Mit über 200 "Sachen" auf der Autobahn
onlineurteile.de - Erst seit fünf Tagen war Herr X stolzer Besitzer eines luxuriösen Sportwagens mit 321 km/h Höchstgeschwindigkeit. Kurz vor Mitternacht ließ er es auf der Autobahn so richtig krachen. Mit mindestens 200 km/h — laut Unfallgutachten können es aber auch 280 km/h gewesen sein — brauste er auf der Überholspur dahin. Weit vor ihm wollte Fahrer Y ein Auto überholen, das etwa 120 km/h schnell fuhr. Y wechselte von der rechten auf die linke Fahrspur. In diesem Moment kam der Sportwagen von hinten "angeflogen". Der Versuch von X, zwischen den zwei anderen Fahrzeugen durchzukommen, misslang.
Der Sportwagen kollidierte mit dem Auto von Y, das sich drehte und an der Mittelleitplanke strandete. Der Sportwagen geriet ins Schleudern, stieß gegen die rechte Leitplanke und kam schließlich schwer beschädigt quer zur Fahrtrichtung zum Stehen. Herr X verklagte Y und seinen Haftpflichtversicherer auf 137.443 Euro Schadenersatz: Y sei plötzlich und viel zu dicht vor ihm nach links ausgeschert, behauptete X.
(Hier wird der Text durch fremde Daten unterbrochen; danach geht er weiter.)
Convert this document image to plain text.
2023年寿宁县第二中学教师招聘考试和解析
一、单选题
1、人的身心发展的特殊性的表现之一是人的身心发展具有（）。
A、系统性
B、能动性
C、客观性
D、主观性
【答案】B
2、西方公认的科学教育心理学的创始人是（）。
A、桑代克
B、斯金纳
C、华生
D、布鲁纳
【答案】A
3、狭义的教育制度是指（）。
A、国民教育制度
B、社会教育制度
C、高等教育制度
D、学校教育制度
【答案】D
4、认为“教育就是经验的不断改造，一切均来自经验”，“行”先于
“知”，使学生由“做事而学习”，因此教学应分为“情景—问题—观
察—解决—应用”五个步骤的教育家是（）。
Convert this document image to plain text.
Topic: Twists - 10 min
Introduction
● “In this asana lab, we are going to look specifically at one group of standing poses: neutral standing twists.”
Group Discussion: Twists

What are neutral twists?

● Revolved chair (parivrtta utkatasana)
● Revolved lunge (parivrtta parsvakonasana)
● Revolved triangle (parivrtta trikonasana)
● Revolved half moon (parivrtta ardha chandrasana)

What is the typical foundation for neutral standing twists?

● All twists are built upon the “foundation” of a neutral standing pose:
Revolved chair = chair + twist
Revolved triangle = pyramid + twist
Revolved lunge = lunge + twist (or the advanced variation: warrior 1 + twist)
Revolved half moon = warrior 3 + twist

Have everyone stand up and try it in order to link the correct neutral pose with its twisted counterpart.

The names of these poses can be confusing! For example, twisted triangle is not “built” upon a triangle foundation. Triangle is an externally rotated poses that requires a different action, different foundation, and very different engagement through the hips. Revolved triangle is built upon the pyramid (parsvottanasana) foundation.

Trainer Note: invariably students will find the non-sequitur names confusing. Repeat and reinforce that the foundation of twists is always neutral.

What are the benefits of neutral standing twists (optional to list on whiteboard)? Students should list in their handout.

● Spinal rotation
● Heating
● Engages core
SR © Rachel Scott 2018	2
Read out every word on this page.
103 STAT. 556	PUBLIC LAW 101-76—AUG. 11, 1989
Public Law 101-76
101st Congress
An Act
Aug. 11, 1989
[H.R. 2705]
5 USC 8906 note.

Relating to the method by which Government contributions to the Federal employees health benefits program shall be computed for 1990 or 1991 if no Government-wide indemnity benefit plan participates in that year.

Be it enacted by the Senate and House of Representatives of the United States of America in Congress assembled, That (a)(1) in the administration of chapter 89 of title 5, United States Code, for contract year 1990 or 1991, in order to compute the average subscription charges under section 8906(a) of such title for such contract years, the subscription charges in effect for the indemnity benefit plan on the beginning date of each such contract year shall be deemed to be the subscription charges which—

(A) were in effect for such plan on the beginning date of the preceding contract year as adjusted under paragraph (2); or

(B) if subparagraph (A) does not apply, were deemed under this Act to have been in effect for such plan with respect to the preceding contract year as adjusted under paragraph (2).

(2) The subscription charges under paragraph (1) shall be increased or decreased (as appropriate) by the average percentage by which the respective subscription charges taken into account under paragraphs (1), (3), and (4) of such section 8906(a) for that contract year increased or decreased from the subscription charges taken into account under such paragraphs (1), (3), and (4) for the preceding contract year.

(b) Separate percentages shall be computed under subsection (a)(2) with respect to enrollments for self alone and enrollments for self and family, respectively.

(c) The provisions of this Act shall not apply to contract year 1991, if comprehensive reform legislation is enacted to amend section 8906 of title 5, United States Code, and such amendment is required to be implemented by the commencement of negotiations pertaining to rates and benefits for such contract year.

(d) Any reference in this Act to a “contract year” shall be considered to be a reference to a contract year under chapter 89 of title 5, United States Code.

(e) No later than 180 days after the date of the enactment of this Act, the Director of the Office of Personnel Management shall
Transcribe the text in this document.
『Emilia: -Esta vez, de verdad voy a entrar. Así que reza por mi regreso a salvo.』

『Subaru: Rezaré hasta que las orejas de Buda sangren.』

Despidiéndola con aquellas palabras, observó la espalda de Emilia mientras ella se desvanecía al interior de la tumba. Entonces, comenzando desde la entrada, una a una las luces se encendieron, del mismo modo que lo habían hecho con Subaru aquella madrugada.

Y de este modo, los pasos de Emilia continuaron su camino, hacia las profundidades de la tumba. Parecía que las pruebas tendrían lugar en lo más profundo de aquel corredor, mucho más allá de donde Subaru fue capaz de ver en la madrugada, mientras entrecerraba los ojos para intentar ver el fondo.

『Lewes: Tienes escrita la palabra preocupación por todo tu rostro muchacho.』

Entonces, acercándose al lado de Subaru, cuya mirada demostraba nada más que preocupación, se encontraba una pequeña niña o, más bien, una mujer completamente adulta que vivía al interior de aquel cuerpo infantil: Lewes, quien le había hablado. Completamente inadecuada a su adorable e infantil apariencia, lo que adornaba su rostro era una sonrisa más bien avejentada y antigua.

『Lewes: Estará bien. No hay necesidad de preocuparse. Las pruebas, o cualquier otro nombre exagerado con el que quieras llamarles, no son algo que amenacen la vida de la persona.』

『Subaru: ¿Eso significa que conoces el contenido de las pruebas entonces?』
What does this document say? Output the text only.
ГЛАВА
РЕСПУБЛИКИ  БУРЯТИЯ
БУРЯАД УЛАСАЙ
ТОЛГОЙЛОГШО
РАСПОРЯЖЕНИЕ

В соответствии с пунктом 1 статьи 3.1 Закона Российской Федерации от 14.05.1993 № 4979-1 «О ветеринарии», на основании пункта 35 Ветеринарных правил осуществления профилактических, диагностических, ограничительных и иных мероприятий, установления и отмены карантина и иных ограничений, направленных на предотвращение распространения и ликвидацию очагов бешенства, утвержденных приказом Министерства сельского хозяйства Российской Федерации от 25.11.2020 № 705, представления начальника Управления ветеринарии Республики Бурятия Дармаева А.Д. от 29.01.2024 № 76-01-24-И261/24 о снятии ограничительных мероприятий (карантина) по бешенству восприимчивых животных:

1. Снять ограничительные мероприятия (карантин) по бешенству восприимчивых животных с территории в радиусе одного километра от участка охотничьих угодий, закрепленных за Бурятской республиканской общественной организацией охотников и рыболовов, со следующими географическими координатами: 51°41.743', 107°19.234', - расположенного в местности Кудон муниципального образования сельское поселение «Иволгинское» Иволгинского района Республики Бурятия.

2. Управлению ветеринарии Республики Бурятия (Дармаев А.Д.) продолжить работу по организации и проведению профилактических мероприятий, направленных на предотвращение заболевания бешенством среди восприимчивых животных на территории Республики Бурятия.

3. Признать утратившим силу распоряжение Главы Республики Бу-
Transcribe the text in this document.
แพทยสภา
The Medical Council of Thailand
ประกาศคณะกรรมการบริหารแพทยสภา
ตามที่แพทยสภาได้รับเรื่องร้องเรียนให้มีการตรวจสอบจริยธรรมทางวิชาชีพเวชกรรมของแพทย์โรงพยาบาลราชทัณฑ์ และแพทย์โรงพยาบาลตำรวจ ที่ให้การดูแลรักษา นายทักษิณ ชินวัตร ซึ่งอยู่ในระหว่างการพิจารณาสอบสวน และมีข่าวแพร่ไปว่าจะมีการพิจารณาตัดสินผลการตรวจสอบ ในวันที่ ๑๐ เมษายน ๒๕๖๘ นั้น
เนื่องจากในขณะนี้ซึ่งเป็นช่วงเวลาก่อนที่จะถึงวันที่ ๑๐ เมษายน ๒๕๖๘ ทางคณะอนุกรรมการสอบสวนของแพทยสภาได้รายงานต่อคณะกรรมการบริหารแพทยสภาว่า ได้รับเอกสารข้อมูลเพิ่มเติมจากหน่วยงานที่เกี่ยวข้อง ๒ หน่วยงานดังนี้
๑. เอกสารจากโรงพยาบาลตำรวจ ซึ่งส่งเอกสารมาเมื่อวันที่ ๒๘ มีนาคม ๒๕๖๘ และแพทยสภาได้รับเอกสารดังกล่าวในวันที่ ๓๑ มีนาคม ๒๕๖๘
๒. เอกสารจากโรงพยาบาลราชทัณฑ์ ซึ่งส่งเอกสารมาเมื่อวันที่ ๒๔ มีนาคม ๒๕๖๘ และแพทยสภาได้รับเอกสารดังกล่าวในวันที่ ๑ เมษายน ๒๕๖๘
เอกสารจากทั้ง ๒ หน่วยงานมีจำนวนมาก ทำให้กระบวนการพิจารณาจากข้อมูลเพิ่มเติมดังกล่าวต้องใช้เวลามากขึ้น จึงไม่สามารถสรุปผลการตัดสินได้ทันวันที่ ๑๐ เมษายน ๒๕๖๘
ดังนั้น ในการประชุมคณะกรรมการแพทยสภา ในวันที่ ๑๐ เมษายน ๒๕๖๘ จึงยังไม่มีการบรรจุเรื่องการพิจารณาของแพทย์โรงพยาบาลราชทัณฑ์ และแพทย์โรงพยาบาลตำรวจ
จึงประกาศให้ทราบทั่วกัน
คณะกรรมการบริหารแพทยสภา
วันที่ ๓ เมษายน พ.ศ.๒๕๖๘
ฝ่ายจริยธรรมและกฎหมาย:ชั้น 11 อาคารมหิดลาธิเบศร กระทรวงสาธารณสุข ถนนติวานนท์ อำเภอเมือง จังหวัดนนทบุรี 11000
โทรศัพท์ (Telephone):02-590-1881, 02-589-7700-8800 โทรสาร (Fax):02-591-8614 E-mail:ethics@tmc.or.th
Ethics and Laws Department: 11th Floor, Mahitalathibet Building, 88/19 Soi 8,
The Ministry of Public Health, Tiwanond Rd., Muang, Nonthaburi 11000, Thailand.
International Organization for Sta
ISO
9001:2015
Der genaue Unfallhergang sei trotz eines Expertengutachtens unklar geblieben, so das Oberlandesgericht Oldenburg (3 U 69/11). Ob Y wie vorgeschrieben zügig überholte, den Blinker betätigte und sich vor dem Wechsel der Fahrspur vergewissert habe, dass er niemanden gefährdete, stehe nicht fest. Umgekehrt sei aber auch ein schuldhaftes Verhalten von Y nicht bewiesen. Wenn sich X tatsächlich mit 280 km/h näherte, habe ihn Y gar nicht wahrnehmen können: Als Y den Spurwechsel begann, wäre X dann nämlich noch 570 Meter hinter ihm gewesen.
Eine mögliche Erklärung für den Unfall wäre auch, dass X die Geschwindigkeit seines neuen Wagens falsch einschätzte. Die Tatsache, dass X die Richtgeschwindigkeit von 130 km/h weit überschritten habe, begründe zwar keinen Schuldvorwurf. Allerdings steigere so eine hohe Geschwindigkeit die Gefahr, die von dem Fahrzeug ausgehe: X hätte die Kollision vermeiden können, wenn er die Richtgeschwindigkeit eingehalten hätte. Das stehe nach dem Unfallgutachten fest. Deshalb hafte X zu zwei Dritteln selbst für den Unfallschaden.